Multiple subscriptions required

Until this happens, fleet managers will have to negotiate multiple subscription fees with CPOs and eMSPs and process multiple invoices to keep their EVs mobile. The universal ‘tap-and-go’ payment solutions that allows drivers to use Visa or Mastercard cards to pay at public chargepoints may solve range anxiety and keep EVs moving but do not deliver the management information required to monitor, analyse and control spend.

This information is particularly important for fleets operating plug-in hybrid vehicles (PHEVs) as a stepping stone to full electrification. If PHEVs are not recharged and driven wherever possible in electric mode their fuel consumption and cost, as well as their CO2 footprint are worse than an equivalent diesel model.

Fossil fuel-card companies offer EV solution

The good news is that established fuel-card companies are rapidly developing products and services that deliver this data and that can work in a mixed fleet environment of both EVs and vehicles with internal combustion engines.

Paul Holland, managing director for UK Fuel at Fleetcor, said: “Those managing fleets that combine petrol, diesel and electric vehicles are faced with many challenges, needing to manage multiple accounts and payment methods to ensure their fleet has access to a convenient network for all its refuelling needs.
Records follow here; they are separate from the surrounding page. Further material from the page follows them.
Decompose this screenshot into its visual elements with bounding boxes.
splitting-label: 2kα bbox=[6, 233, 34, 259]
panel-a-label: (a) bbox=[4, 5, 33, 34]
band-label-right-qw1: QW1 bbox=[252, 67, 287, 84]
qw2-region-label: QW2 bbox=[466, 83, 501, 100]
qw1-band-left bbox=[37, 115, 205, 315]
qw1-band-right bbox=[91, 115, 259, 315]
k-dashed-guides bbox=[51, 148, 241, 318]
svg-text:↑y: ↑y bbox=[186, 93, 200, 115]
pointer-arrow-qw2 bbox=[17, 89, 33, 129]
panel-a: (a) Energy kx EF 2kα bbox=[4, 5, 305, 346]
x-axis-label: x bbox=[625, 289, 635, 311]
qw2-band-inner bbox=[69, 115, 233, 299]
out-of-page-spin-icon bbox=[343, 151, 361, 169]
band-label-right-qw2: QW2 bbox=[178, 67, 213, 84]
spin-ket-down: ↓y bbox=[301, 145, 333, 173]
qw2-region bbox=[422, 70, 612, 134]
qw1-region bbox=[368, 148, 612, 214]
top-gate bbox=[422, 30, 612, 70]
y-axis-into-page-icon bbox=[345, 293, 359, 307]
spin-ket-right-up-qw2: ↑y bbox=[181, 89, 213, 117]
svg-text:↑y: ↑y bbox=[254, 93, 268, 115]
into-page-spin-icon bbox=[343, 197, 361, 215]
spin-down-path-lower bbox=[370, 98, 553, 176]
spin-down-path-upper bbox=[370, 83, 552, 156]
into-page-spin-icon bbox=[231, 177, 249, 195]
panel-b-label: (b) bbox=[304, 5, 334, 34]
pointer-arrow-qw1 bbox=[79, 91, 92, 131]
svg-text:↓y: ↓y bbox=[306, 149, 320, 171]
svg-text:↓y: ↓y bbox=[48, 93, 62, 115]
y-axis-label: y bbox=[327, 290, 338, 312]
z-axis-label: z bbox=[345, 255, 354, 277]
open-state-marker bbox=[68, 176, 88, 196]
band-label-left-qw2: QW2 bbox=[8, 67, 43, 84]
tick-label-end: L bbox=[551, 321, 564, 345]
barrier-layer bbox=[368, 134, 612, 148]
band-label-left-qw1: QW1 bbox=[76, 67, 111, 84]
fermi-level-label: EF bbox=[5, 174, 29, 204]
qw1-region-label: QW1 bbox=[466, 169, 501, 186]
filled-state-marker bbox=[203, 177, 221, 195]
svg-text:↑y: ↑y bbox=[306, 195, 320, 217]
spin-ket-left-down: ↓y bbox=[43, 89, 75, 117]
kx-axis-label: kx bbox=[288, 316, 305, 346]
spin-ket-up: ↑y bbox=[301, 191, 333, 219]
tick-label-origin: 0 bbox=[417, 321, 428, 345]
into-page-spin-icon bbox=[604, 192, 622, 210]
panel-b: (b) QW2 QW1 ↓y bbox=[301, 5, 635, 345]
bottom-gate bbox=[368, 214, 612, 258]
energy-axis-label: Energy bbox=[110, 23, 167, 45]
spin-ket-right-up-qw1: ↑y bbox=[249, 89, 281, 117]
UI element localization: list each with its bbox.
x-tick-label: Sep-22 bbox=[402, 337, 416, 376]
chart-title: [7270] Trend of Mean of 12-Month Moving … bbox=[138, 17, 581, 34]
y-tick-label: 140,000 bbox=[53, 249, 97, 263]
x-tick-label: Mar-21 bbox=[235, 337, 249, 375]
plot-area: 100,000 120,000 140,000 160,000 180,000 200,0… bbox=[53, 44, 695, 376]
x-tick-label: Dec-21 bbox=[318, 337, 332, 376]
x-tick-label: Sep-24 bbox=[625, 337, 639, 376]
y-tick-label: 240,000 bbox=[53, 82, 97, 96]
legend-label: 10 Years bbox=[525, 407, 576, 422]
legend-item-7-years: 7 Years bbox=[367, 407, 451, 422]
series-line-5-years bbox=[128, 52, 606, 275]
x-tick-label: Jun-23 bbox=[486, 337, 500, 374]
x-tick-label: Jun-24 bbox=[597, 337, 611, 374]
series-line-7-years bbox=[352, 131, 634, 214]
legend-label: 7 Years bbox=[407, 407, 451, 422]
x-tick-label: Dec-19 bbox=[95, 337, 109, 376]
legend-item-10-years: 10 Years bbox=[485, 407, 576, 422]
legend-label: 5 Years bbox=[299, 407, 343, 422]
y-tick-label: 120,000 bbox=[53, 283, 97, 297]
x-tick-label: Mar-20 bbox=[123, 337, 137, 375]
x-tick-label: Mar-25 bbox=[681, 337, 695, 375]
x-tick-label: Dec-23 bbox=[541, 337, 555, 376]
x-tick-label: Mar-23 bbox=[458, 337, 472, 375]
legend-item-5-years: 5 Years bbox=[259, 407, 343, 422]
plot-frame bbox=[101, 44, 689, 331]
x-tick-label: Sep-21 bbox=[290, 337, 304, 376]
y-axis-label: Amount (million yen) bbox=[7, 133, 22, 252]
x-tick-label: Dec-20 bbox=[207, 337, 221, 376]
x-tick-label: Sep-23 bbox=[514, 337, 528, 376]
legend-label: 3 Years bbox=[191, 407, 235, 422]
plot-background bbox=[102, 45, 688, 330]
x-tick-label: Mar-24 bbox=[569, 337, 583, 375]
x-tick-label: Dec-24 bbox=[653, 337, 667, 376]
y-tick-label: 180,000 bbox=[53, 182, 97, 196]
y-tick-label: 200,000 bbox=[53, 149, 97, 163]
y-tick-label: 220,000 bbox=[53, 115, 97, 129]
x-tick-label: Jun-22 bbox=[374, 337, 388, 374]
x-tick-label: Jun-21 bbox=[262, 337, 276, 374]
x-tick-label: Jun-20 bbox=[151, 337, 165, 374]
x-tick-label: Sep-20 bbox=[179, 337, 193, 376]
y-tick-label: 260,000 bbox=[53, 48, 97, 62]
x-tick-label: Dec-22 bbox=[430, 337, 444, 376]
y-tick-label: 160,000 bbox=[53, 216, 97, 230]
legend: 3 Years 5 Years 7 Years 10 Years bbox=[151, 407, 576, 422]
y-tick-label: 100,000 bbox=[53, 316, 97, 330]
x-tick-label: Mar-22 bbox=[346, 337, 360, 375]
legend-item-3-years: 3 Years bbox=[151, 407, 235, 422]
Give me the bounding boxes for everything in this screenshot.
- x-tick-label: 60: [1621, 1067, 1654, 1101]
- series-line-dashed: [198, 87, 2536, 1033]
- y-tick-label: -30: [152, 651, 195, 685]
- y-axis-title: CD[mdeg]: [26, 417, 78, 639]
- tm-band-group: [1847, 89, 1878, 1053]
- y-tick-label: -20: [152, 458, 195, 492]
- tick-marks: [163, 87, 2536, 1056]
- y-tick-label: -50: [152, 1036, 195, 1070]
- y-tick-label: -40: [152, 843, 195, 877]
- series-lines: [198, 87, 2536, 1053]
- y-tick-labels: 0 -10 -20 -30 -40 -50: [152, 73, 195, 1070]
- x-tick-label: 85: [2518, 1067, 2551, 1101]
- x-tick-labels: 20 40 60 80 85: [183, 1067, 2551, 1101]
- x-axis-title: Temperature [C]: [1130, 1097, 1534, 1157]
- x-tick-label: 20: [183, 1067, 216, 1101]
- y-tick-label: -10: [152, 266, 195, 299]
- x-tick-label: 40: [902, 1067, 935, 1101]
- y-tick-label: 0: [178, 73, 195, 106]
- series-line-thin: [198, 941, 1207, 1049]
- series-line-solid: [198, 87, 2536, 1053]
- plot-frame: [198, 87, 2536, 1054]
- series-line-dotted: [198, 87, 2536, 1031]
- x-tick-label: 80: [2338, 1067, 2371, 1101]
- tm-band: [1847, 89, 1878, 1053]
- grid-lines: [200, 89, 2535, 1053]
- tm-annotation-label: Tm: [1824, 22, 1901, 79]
On top of this, they are met by varying account structures, different pricing, separate invoicing and reporting, leading to a lot of administration that leaves fleet managers and owners without the necessary controls to run their business.”

Fleetcor’s Allstar One Electric card provides a charging payment solution for electric and hybrid company vehicles across a multi-branded electric charging network as well as access to the UK’s largest fossil fuel network, alongside management reports that deliver full visibility of spend and tax-compliant invoicing.

eRoaming services develop

Moreover, recharging networks are gradually linking up to offer e-roaming services similar to banks, letting the customers of their rivals use their ATMs to withdraw cash. In France, for example, Hubject has forged at least 18 partnerships with charging companies and public bodies, such as Chargemap, Freshmile, Electric 55 Charging and Ionity to link 15% of the country’s charging stations into a single network, although as Hubject’s Yan Garnier said: “Only 15% of the charging stations in France are open to roaming with our local and international partners. This is not enough for EV drivers to easily charge their vehicles in France and across Europe.”

Leasing company answers

And in a bid to deliver a complete EV solution, major leasing companies such as Arval, Athlon and LeasePlan are working with EV chargecard providers like Xximo to deliver fleet-specific cards that provide open access to an ever-growing public charging network.

Why fuel cards remain essential

  1. Consolidate fuel and electricity purchases into a single invoice and management report during the transition to electric vehicles.
  2. Monitor where drivers recharge their electric vehicles – high-speed public chargers are much more expensive than slower domestic or workplace chargers.
  3. Use EV recharging and fuel data to ensure drivers of plug-in hybrid vehicles are actually plugging in their cars and making maximum use of battery power.
  4. Compare real-life electricity costs against real life diesel expenditure to calculate the actual TCO of both power trains.
  5. Analyse kilometres driven per kWh of charge. Drivers achieving the lowest average range may be driving aggressively, increasing fleet risk.
  6. Increase access to charging nationwide and international charging networks. The major card operators are working to establish eRoaming.
  7. Use card apps to record journeys as either ‘business’ or ‘private’ for tax and expenses.